Learning Interpretable Differentiable Logic Networks
Chang Yue, Niraj K. Jha
TL;DR
This work introduces Differentiable Logic Networks (DLNs), a class of architectures that learn interpretable Boolean rules through gradient-based optimization. By decomposing training into two phases—searching neuron functions and then learning connections—and by employing ThresholdLayer, LogicLayer, and SumLayer with differentiable relaxations and straight-through estimators, DLNs achieve competitive accuracy with far fewer gate-level operations, enabling edge deployment. Post-training simplification yields compact, human-readable logic expressions, enhancing interpretability without sacrificing performance on many tabular tasks.
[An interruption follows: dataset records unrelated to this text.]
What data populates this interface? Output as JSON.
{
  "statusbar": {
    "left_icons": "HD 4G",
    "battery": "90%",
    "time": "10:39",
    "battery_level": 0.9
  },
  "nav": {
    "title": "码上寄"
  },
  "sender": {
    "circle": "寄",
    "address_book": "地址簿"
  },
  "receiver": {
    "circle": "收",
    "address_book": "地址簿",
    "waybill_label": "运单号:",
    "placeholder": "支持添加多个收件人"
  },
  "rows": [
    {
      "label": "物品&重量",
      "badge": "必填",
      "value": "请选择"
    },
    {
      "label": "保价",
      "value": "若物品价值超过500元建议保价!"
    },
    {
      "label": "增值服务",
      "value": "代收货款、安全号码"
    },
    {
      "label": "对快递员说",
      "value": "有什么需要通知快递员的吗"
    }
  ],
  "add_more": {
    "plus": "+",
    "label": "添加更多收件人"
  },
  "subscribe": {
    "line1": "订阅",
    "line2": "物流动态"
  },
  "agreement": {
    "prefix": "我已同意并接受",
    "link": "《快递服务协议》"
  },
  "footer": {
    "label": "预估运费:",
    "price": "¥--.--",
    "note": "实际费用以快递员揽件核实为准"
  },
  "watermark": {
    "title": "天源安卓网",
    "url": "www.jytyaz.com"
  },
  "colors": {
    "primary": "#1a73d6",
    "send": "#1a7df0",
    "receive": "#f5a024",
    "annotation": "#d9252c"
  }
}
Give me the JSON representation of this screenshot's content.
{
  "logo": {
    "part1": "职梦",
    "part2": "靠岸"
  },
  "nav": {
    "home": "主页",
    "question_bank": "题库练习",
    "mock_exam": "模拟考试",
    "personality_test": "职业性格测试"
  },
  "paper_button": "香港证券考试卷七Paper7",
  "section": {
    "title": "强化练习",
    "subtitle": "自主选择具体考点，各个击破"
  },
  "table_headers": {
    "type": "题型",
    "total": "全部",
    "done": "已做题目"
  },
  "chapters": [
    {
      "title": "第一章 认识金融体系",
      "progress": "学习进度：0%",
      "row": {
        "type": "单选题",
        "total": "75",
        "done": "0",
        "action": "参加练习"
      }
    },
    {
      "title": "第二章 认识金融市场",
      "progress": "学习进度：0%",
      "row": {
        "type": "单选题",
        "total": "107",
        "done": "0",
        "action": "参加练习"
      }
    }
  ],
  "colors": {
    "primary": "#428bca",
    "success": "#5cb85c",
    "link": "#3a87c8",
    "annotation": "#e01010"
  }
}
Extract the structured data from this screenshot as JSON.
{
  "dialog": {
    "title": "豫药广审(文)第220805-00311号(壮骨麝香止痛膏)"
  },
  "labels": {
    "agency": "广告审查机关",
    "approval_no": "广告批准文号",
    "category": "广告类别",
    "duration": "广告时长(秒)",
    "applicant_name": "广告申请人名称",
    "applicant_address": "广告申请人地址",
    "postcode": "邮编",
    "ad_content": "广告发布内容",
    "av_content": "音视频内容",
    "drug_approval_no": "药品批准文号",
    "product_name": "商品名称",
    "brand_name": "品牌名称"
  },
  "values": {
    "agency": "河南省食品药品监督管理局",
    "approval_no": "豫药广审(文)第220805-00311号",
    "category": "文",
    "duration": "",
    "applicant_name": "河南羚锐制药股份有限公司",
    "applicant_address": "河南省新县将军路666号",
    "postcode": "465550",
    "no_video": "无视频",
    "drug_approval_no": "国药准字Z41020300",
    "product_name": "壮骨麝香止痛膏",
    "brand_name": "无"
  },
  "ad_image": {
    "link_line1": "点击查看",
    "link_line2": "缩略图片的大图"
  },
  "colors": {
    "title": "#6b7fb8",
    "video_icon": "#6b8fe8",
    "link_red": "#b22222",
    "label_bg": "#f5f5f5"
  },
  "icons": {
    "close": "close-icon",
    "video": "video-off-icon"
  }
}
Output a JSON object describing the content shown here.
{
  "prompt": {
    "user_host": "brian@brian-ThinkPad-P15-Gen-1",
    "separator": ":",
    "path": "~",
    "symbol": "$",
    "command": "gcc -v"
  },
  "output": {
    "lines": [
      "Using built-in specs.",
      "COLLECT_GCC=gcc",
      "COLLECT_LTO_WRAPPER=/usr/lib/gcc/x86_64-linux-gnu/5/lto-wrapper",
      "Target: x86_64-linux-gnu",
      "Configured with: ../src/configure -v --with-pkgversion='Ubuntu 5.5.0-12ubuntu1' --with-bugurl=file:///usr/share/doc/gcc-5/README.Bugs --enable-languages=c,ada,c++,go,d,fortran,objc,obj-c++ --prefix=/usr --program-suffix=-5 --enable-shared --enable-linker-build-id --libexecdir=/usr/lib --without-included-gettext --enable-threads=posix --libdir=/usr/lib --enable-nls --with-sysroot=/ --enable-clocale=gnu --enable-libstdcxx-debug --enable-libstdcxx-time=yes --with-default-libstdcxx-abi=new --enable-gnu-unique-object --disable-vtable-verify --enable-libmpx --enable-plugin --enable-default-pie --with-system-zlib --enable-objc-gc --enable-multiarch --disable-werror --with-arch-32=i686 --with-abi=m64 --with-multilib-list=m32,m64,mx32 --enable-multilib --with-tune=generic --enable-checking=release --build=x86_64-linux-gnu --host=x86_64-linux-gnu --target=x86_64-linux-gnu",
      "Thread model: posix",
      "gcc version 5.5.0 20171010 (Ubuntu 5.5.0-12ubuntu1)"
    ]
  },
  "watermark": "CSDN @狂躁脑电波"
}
While DLNs excel in many settings, training cost and occasional dataset-specific limitations motivate future work on ensembles and prior-rule integration to broaden applicability.
Abstract
The ubiquity of neural networks (NNs) in real-world applications, from healthcare to natural language processing, underscores their immense utility in capturing complex relationships within high-dimensional data. However, NNs come with notable disadvantages, such as their "black-box" nature, which hampers interpretability, as well as their tendency to overfit the training data. We introduce a novel method for learning interpretable differentiable logic networks (DLNs) that are architectures that employ multiple layers of binary logic operators. We train these networks by softening and differentiating their discrete components, e.g., through binarization of inputs, binary logic operations, and connections between neurons. This approach enables the use of gradient-based learning methods. Experimental results on twenty classification tasks indicate that differentiable logic networks can achieve accuracies comparable to or exceeding that of traditional NNs. Equally importantly, these networks offer the advantage of interpretability. Moreover, their relatively simple structure results in the number of logic gate-level operations during inference being up to a thousand times smaller than NNs, making them suitable for deployment on edge devices.